Personal information
- Full name: Michael Paul Ford
- Date of birth: 9 February 1966 (age 60)
- Place of birth: Bristol, England
- Height: 5 ft 11 in (1.80 m)
- Position: Defender

Team information
- Current team: Evesham United (manager)

Youth career
- Leicester City

Senior career*
- Years: Team / Apps / (Gls)
- 1984: Leicester City / 0 / (0)
- 1984: Devizes Town
- 1984–1988: Cardiff City / 145 / (13)
- 1988–1998: Oxford United / 289 / (18)
- 1998–2000: Cardiff City / 51 / (0)
- 2000: Oxford United / 1 / (0)
- 2003: Thame United

Managerial career
- 2000: Oxford United (caretaker)
- 2001: Oxford United (caretaker)
- 2009–2014: Oxford City
- 2015–2020: Banbury United
- 2021–2022: St Ives Town (co-manager)
- 2022–: Evesham United

= Mike Ford (footballer) =

English football player and manager (born 1966)

Michael Paul Ford (born 9 February 1966) is an English football manager and former professional player. His father, Tony Ford, is also a former professional footballer.

==Playing career==
Ford began his career at Leicester City where he became a full-time professional at the age of 18. He was released by the club without making an appearance and moved to non-league side Devizes Town but he was signed a few months later by Cardiff City and quickly made his debut in a 1–1 draw with Leeds United. A mainstay in the side, Ford played in numerous positions for Cardiff in defence and midfield and helped them to promotion in his final year at the club. He signed for Oxford United in 1988 and was eventually made club captain. He spent ten years at the Manor Ground before being released in 1998 and being taken back to Ninian Park by Frank Burrows, who handed him the captaincy; he again helped Cardiff to promotion.

==Managerial career==
During the 1999–2000 season he developed a problem with a disc in his back and was forced to retire. After his retirement he was appointed as youth team manager at Oxford and was called back into action for the team in 2000 when the team faced an injury crisis, making one appearance against Bristol City. Ford also took over as caretaker manager on two separate occasions for Oxford when they were between managers and was working as assistant manager at the club when he was fired in 2003, a decision that caused outrage among Oxford fans. After he was sacked Ford had a spell playing for non-league side Thame United.
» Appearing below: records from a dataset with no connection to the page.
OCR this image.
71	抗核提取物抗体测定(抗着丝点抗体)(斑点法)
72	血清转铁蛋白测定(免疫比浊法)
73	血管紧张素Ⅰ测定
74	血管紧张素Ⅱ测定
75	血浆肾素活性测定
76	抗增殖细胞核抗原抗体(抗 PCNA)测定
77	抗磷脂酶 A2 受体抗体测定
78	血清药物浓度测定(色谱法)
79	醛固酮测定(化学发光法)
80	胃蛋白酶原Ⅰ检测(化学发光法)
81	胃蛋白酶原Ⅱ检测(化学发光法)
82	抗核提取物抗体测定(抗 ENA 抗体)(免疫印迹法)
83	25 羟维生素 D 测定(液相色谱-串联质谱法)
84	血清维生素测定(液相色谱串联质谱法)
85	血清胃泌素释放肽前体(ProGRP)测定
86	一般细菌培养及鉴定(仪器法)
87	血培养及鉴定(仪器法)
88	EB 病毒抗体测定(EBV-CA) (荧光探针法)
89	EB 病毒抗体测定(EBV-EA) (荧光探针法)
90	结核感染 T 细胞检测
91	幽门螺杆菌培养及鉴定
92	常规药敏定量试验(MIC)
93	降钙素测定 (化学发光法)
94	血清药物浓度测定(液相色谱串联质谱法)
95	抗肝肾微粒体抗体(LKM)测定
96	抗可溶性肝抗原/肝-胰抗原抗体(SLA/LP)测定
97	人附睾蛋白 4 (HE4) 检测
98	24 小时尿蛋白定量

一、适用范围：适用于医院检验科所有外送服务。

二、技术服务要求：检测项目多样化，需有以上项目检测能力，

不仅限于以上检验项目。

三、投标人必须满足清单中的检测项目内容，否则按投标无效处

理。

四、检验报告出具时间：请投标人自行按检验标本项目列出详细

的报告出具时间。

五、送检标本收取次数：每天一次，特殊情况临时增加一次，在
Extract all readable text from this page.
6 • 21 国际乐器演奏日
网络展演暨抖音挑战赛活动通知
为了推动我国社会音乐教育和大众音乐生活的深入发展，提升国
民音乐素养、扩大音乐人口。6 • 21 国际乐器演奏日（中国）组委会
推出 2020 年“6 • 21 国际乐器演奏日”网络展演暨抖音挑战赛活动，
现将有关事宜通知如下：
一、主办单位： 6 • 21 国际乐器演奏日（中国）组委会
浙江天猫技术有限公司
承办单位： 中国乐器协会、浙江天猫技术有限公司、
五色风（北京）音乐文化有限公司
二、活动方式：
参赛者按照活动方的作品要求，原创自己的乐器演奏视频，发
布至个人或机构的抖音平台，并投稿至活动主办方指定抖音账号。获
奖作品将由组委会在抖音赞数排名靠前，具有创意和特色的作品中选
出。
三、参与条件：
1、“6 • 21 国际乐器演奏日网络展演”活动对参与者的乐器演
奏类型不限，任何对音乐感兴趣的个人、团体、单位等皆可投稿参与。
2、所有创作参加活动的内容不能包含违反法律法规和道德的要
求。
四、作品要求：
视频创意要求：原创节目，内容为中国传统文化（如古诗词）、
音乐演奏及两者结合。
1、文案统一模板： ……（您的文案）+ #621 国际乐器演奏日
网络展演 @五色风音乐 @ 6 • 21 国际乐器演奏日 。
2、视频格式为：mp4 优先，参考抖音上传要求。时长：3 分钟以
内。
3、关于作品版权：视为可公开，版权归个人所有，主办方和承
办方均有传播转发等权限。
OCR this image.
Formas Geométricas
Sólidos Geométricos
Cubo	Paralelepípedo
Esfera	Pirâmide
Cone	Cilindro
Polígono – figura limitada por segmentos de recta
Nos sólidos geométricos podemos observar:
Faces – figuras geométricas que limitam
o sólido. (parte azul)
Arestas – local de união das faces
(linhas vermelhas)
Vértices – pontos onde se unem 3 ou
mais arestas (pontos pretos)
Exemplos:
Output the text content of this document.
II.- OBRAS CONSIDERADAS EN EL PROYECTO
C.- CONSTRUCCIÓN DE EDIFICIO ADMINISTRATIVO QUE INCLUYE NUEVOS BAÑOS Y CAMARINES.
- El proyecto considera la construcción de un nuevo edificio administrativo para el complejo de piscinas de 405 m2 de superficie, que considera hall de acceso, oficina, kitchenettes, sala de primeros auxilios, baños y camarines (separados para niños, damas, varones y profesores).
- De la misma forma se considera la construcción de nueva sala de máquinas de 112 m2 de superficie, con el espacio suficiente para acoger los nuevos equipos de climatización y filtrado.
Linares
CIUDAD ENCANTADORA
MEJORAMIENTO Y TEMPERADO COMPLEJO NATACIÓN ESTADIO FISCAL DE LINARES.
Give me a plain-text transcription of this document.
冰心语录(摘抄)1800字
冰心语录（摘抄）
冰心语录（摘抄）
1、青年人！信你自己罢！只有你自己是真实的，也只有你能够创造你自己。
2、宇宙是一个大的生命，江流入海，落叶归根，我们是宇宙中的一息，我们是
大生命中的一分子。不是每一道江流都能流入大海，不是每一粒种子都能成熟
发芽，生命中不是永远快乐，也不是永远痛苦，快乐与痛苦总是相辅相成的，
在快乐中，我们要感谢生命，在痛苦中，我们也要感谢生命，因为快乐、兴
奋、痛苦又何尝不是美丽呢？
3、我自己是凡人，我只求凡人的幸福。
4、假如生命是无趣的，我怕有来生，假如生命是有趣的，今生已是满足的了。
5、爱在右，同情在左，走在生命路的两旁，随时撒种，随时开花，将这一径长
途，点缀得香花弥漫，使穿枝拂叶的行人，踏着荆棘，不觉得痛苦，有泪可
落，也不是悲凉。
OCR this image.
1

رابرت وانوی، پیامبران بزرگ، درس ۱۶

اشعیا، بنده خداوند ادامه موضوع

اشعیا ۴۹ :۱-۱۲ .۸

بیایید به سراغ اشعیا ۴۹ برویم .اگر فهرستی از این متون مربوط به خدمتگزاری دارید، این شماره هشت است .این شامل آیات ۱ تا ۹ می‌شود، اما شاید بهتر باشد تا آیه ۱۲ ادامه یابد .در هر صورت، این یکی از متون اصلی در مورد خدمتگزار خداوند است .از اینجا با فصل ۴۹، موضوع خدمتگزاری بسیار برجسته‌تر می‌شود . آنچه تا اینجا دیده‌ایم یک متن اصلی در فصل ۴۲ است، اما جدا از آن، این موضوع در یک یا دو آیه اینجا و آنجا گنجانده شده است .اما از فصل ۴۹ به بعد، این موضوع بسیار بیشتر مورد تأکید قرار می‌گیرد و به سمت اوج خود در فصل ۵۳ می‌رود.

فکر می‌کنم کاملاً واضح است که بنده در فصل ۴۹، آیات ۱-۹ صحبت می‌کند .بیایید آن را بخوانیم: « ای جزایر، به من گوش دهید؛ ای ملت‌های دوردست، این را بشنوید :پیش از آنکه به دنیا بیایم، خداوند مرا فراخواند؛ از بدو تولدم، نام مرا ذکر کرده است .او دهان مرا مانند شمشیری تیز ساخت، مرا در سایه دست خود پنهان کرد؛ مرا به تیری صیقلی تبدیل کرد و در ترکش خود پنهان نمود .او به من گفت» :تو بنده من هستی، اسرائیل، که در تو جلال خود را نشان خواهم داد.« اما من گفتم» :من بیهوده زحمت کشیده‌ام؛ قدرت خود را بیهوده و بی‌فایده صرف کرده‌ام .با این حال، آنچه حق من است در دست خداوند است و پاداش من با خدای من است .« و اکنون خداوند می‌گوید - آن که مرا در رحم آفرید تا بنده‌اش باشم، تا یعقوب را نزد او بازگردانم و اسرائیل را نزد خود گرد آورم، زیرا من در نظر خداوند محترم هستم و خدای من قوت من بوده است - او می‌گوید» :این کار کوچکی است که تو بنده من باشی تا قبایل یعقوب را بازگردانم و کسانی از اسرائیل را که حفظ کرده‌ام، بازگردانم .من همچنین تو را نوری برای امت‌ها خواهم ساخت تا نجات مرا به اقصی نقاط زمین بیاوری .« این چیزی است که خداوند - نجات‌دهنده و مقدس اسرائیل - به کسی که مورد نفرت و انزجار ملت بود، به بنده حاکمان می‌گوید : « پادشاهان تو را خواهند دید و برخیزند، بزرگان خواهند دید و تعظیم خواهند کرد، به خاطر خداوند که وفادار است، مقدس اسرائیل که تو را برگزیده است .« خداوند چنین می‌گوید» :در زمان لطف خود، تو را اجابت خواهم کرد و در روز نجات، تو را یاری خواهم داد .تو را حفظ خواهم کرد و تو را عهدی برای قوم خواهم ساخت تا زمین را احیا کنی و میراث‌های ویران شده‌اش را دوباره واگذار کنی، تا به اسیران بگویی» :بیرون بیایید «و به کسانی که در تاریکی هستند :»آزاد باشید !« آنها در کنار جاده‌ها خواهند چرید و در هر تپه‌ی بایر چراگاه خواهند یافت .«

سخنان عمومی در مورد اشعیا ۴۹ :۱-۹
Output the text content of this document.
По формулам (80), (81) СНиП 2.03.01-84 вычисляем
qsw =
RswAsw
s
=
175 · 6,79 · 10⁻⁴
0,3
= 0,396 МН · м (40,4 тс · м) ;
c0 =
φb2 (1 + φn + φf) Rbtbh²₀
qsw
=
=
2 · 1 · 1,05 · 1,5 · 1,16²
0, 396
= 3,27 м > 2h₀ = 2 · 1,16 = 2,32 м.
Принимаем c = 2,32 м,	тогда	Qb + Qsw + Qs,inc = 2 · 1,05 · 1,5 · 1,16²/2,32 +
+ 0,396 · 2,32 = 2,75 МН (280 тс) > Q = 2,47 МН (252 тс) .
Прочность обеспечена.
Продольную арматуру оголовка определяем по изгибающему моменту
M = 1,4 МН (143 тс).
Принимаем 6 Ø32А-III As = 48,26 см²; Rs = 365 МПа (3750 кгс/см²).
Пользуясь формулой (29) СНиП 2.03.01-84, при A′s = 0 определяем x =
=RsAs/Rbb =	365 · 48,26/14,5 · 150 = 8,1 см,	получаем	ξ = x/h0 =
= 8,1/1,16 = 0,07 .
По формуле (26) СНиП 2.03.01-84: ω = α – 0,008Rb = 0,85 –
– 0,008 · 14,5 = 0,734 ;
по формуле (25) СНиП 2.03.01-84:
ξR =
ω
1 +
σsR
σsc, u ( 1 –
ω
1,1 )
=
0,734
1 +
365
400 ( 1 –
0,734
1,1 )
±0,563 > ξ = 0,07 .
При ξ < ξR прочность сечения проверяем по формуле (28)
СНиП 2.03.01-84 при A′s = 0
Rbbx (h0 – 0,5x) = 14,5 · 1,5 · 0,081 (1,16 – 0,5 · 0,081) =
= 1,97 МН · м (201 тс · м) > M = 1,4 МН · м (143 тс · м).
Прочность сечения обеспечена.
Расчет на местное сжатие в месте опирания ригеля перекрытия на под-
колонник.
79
Ford was the manager of Conference North football team Oxford City, who gained promotion in the 2011–12 season. He was also working as a football coach at the North Oxfordshire Academy teaching football skills and theory to 16- to 21-year-olds at the Academy sixth form, but is now employed by Oxford and Cherwell Valley College coaching students in the 16–19 age bracket. His team produced 3 or 4 players who helped the Oxford City first team to promotion.

On 30 April 2014, Oxford City announced that Ford would no longer be their first-team manager. After a year out of the game, in May 2015 he was appointed manager of Banbury United in the Southern League Division 1 South & West. He earned promotion to the Southern Premier Division in his first season as manager via the playoffs.

On 29 April 2020, Banbury United announced that Ford would cease to manage the club once his contract expired at the end of the month.

In the summer of 2022, he was appointed as manager of Evesham United in the Southern League Division One.